Netflix suffered its biggest hit since losing 800,000 subscribers in 2011 as a result of the revelation of plans to start charging separately for its then-nascent streaming service, which was previously included free with its original DVD-by-mail service.

Customer criticism of that move led to an apology from Netflix CEO Reed Hastings.

The latest loss of customers was much worse than Netflix managers expected in the face of a conservative increase of 2.5 million subscribers.

The news underscores the problems that have accumulated for the streaming service after undergoing a major surge in subscribers, with an audience captivated by the pandemic, which began to slow down.

It’s the fourth time in the last five quarters that Netflix’s subscriber growth has fallen short of the previous year’s earnings, a problem that has intensified with increased competition from deep-pocketed rivals like Apple and Walt Disney.

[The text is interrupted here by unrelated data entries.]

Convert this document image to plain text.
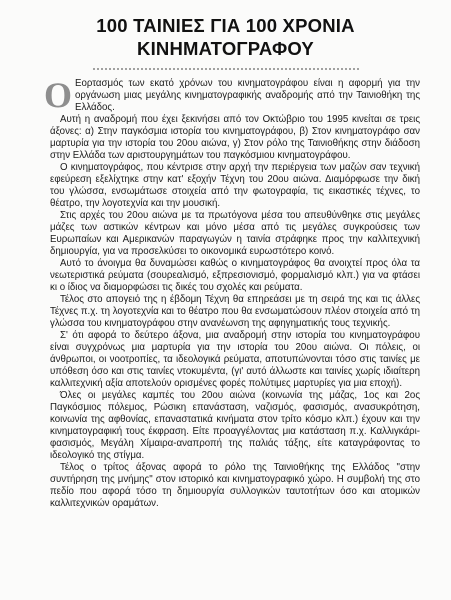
100 ΤΑΙΝΙΕΣ ΓΙΑ 100 ΧΡΟΝΙΑ
ΚΙΝΗΜΑΤΟΓΡΑΦΟΥ

Ο Εορτασμός των εκατό χρόνων του κινηματογράφου είναι η αφορμή για την οργάνωση μιας μεγάλης κινηματογραφικής αναδρομής από την Ταινιοθήκη της Ελλάδος.

Αυτή η αναδρομή που έχει ξεκινήσει από τον Οκτώβριο του 1995 κινείται σε τρεις άξονες: α) Στην παγκόσμια ιστορία του κινηματογράφου, β) Στον κινηματογράφο σαν μαρτυρία για την ιστορία του 20ου αιώνα, γ) Στον ρόλο της Ταινιοθήκης στην διάδοση στην Ελλάδα των αριστουργημάτων του παγκόσμιου κινηματογράφου.

Ο κινηματογράφος, που κέντρισε στην αρχή την περιέργεια των μαζών σαν τεχνική εφεύρεση εξελίχτηκε στην κατ' εξοχήν Τέχνη του 20ου αιώνα. Διαμόρφωσε την δική του γλώσσα, ενσωμάτωσε στοιχεία από την φωτογραφία, τις εικαστικές τέχνες, το θέατρο, την λογοτεχνία και την μουσική.

Στις αρχές του 20ου αιώνα με τα πρωτόγονα μέσα του απευθύνθηκε στις μεγάλες μάζες των αστικών κέντρων και μόνο μέσα από τις μεγάλες συγκρούσεις των Ευρωπαίων και Αμερικανών παραγωγών η ταινία στράφηκε προς την καλλιτεχνική δημιουργία, για να προσελκύσει το οικονομικά ευρωστότερο κοινό.

Αυτό το άνοιγμα θα δυναμώσει καθώς ο κινηματογράφος θα ανοιχτεί προς όλα τα νεωτεριστικά ρεύματα (σουρεαλισμό, εξπρεσιονισμό, φορμαλισμό κλπ.) για να φτάσει κι ο ίδιος να διαμορφώσει τις δικές του σχολές και ρεύματα.

Τέλος στο απογειό της η έβδομη Τέχνη θα επηρεάσει με τη σειρά της και τις άλλες Τέχνες π.χ. τη λογοτεχνία και το θέατρο που θα ενσωματώσουν πλέον στοιχεία από τη γλώσσα του κινηματογράφου στην ανανέωνση της αφηγηματικής τους τεχνικής.

Σ' ότι αφορά το δεύτερο άξονα, μια αναδρομή στην ιστορία του κινηματογράφου είναι συγχρόνως μια μαρτυρία για την ιστορία του 20ου αιώνα. Οι πόλεις, οι άνθρωποι, οι νοοτροπίες, τα ιδεολογικά ρεύματα, αποτυπώνονται τόσο στις ταινίες με υπόθεση όσο και στις ταινίες ντοκυμέντα, (γι' αυτό άλλωστε και ταινίες χωρίς ιδιαίτερη καλλιτεχνική αξία αποτελούν ορισμένες φορές πολύτιμες μαρτυρίες για μια εποχή).

Όλες οι μεγάλες καμπές του 20ου αιώνα (κοινωνία της μάζας, 1ος και 2ος Παγκόσμιος πόλεμος, Ρώσικη επανάσταση, ναζισμός, φασισμός, ανασυκρότηση, κοινωνία της αφθονίας, επαναστατικά κινήματα στον τρίτο κόσμο κλπ.) έχουν και την κινηματογραφική τους έκφραση. Είτε προαγγέλοντας μια κατάσταση π.χ. Καλλιγκάρι-φασισμός, Μεγάλη Χίμαιρα-αναπροπή της παλιάς τάξης, είτε καταγράφοντας το ιδεολογικό της στίγμα.

Τέλος ο τρίτος άξονας αφορά το ρόλο της Ταινιοθήκης της Ελλάδος "στην συντήρηση της μνήμης" στον ιστορικό και κινηματογραφικό χώρο. Η συμβολή της στο πεδίο που αφορά τόσο τη δημιουργία συλλογικών ταυτοτήτων όσο και ατομικών καλλιτεχνικών οραμάτων.
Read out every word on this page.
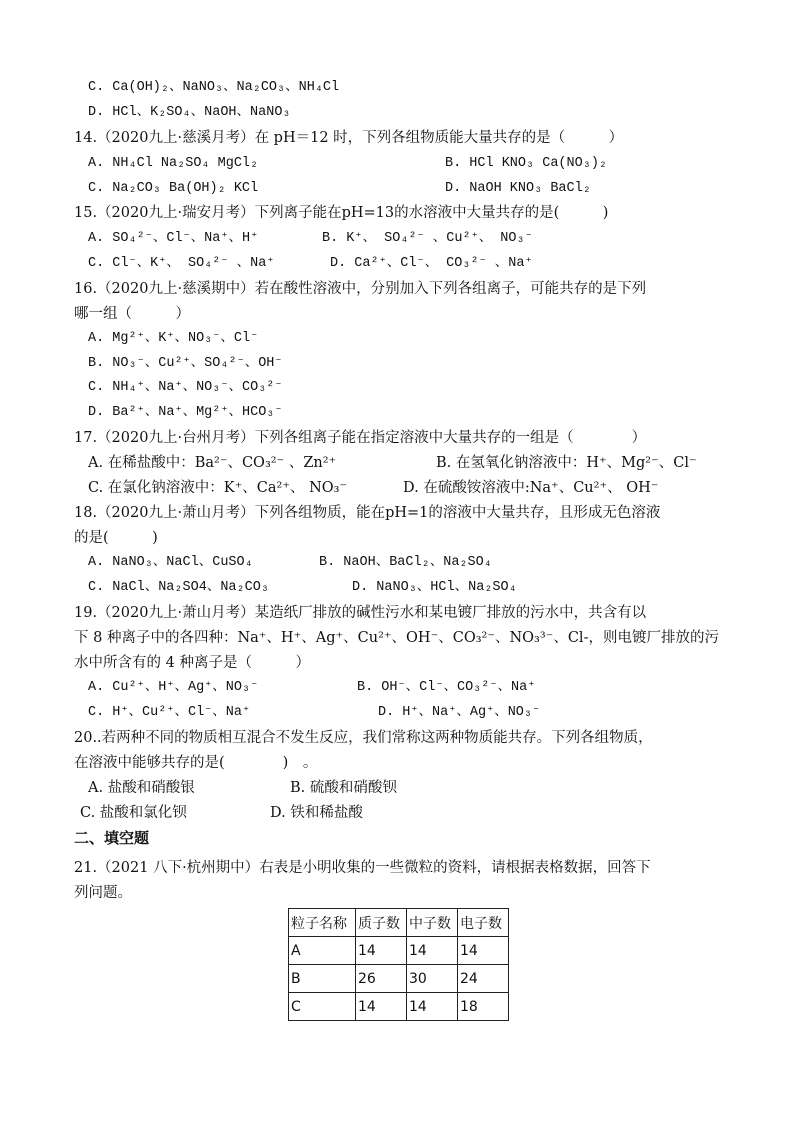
C. Ca(OH)₂、NaNO₃、Na₂CO₃、NH₄Cl
D. HCl、K₂SO₄、NaOH、NaNO₃
14.（2020九上·慈溪月考）在 pH＝12 时，下列各组物质能大量共存的是（　　　）
A. NH₄Cl Na₂SO₄ MgCl₂	B. HCl KNO₃ Ca(NO₃)₂
C. Na₂CO₃ Ba(OH)₂ KCl	D. NaOH KNO₃ BaCl₂
15.（2020九上·瑞安月考）下列离子能在pH=13的水溶液中大量共存的是(　　　)
A. SO₄²⁻、Cl⁻、Na⁺、H⁺	B. K⁺、 SO₄²⁻ 、Cu²⁺、 NO₃⁻
C. Cl⁻、K⁺、 SO₄²⁻ 、Na⁺	D. Ca²⁺、Cl⁻、 CO₃²⁻ 、Na⁺
16.（2020九上·慈溪期中）若在酸性溶液中，分别加入下列各组离子，可能共存的是下列
哪一组（　　　）
A. Mg²⁺、K⁺、NO₃⁻、Cl⁻
B. NO₃⁻、Cu²⁺、SO₄²⁻、OH⁻
C. NH₄⁺、Na⁺、NO₃⁻、CO₃²⁻
D. Ba²⁺、Na⁺、Mg²⁺、HCO₃⁻
17.（2020九上·台州月考）下列各组离子能在指定溶液中大量共存的一组是（　　　　）
A. 在稀盐酸中：Ba²⁻、CO₃²⁻ 、Zn²⁺	B. 在氢氧化钠溶液中：H⁺、Mg²⁻、Cl⁻
C. 在氯化钠溶液中：K⁺、Ca²⁺、 NO₃⁻	D. 在硫酸铵溶液中:Na⁺、Cu²⁺、 OH⁻
18.（2020九上·萧山月考）下列各组物质，能在pH=1的溶液中大量共存，且形成无色溶液
的是(　　　)
A. NaNO₃、NaCl、CuSO₄	B. NaOH、BaCl₂、Na₂SO₄
C. NaCl、Na₂SO4、Na₂CO₃	D. NaNO₃、HCl、Na₂SO₄
19.（2020九上·萧山月考）某造纸厂排放的碱性污水和某电镀厂排放的污水中，共含有以
下 8 种离子中的各四种：Na⁺、H⁺、Ag⁺、Cu²⁺、OH⁻、CO₃²⁻、NO₃³⁻、Cl-，则电镀厂排放的污
水中所含有的 4 种离子是（　　　）
A. Cu²⁺、H⁺、Ag⁺、NO₃⁻	B. OH⁻、Cl⁻、CO₃²⁻、Na⁺
C. H⁺、Cu²⁺、Cl⁻、Na⁺	D. H⁺、Na⁺、Ag⁺、NO₃⁻
20..若两种不同的物质相互混合不发生反应，我们常称这两种物质能共存。下列各组物质，
在溶液中能够共存的是(　　　　)　。
A. 盐酸和硝酸银	B. 硫酸和硝酸钡
C. 盐酸和氯化钡	D. 铁和稀盐酸
二、填空题
21.（2021 八下·杭州期中）右表是小明收集的一些微粒的资料，请根据表格数据，回答下
列问题。
粒子名称	质子数	中子数	电子数
A	14	14	14
B	26	30	24
C	14	14	18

The pullback comes on the heels of the company adding 18.2 million subscribers in 2021, its weakest annual growth since 2016.

The figure contrasted with a surge of 36 million subscribers during 2020 when people were cornered at home and hungry for entertainment, which Netflix was able to provide quickly and easily with its plethora of programming.

Netflix has previously signaled that it will resume its momentum, but on Tuesday it addressed the issues that have plagued it.

“COVID created a lot of noise on how to read the situation,” Hastings said in a video conference reviewing the latest numbers.

Among other announcements, Hastings confirmed that Netflix will start cracking down on those who share user passwords, which has allowed multiple households to access the service from a single account, with changes likely to begin within the next year.

The Los Gatos, California-based company estimated that some 100 million households worldwide watch its service for free using a friend or family member’s account, including 30 million in the United States and Canada.

“That’s 100 million households that are already choosing to watch Netflix,” Hastings said. “They love the service.

We just have to get paid at some point.”